There are three events in the US today to note. First, the US reports April producer prices. The deflationary shock is well recognized, and the collapse of oil price will send the headline PPI into negative territory. However, the core rate, which excludes food and energy, is likely to fare considerable better. The median forecast in the Bloomberg survey is for a 0.1% decline on the month for a 0.8% year-over-year gain.
In yesterday’s April CPI, gasoline prices fell by over 20% while food prices rose 1.5%. Second, the EIA will make its weekly energy inventory report. API estimated that oil stocks increased by about 7.6 mln barrels, but at Cushing, they might have fallen by more than two million barrels. This would be the first decline in 10 weeks.
Third, Federal Reserve Chairman Powell speaks at the Peterson Institute (9:00 am ET). He is expected to push back against ideas a negative funds rate. Despite the efforts of several regional presidents to play down this scenario, the fed funds futures strip starting next March imply slightly negative rates. Another common theme of Fed speakers have been that more support may be needed for the economy. This is seen as a balance sheet issue and fiscal policy.
After raising $100 bln in cash management bill sales, the Treasury sold $32 bln 10-year notes at a lower yield than the previous auction (70 bp vs 78 bp), with a higher bid-to-cover (2.69 vs 2.63), and more taken up by indirect bidders that include asset managers, hedge funds, and foreign central banks (66.1% vs 59.2%). More is coming. It is not just today’s $20 bln 30-year bond sale to round out the quarterly refunding and another $75 bln of cash management bills, but another large spending bill has begun its circuitous route to become law.
The initial estimate of the House bill is about $3 trillion and that is on the day that the US reported a record $737.9 bln deficit for the month of April. Around a third of the bill is for states and local governments. There are also funds for another $1200 payment adults, which is means-tested, and money for elections and the postal service.

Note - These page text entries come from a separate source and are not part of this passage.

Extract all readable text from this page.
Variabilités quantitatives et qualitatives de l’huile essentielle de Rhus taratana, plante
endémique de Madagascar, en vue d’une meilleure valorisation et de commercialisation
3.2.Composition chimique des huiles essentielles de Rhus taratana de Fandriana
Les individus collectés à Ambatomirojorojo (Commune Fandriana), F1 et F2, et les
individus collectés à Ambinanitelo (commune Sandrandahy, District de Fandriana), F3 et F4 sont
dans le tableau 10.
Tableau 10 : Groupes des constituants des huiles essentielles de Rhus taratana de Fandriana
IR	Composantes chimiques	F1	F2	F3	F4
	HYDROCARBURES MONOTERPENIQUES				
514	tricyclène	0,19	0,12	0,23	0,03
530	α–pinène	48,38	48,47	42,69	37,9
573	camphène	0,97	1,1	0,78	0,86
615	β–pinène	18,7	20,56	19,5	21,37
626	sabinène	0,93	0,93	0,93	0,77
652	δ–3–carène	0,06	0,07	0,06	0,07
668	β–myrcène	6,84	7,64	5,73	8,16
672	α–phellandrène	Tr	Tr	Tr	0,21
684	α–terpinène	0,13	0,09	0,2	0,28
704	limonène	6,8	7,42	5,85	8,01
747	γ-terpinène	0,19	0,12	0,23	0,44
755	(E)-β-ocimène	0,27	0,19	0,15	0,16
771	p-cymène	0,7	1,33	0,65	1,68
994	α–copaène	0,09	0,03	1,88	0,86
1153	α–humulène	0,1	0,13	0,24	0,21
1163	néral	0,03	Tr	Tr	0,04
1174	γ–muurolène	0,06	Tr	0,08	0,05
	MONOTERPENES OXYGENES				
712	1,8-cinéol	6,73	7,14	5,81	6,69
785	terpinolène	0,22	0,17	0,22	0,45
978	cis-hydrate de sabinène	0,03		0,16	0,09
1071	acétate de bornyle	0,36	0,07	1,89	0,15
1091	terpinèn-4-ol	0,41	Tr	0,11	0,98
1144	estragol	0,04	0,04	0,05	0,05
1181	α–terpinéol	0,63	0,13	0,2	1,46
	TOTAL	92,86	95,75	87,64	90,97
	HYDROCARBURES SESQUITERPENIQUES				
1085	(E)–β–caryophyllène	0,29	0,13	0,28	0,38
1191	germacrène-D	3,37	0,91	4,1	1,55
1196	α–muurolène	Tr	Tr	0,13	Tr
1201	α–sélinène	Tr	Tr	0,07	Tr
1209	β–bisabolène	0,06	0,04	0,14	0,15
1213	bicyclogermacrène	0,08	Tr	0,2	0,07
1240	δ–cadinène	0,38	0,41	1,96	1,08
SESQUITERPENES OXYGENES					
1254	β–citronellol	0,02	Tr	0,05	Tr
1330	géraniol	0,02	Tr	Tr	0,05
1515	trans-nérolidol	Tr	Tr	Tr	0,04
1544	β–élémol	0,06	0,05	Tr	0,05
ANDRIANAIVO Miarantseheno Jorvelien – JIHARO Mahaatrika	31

The deduction for state and local taxes is also brought back. Of course, as the Senate Majority Leader noted it is aspirational. It must be negotiated with the Senate, and especially Trump Administration. However, the House took first-mover advantage and forces the GOP to be less “Rooseveltian” with the election now less than six months away.
The US dollar settled last week near CAD1.3925. It recovered 0.5% on Monday and again on Tuesday but has run out of steam near CAD1.4085. Support is seen in the CAD1.3980-CAD1.4000 area today. Similarly, the greenback finished last week around MXN23.65 and gained 1% on Monday and 2% yesterday to reach MXN24.40.
It is trading softer now around MXN24.10. Dollar losses may be limited in North America today ahead of the Banxico rate decision tomorrow. Although a 50 bp cut is widely expected, there is scope for 75 bp move. More political problems for Brazil’s President Bolsonaro weigh on the real, which fell to new record lows yesterday (the US dollar rose above BRL5.89). Today, Brazil reports March retail sales and its economic activity index. The only question is how fast of a contraction is being experienced.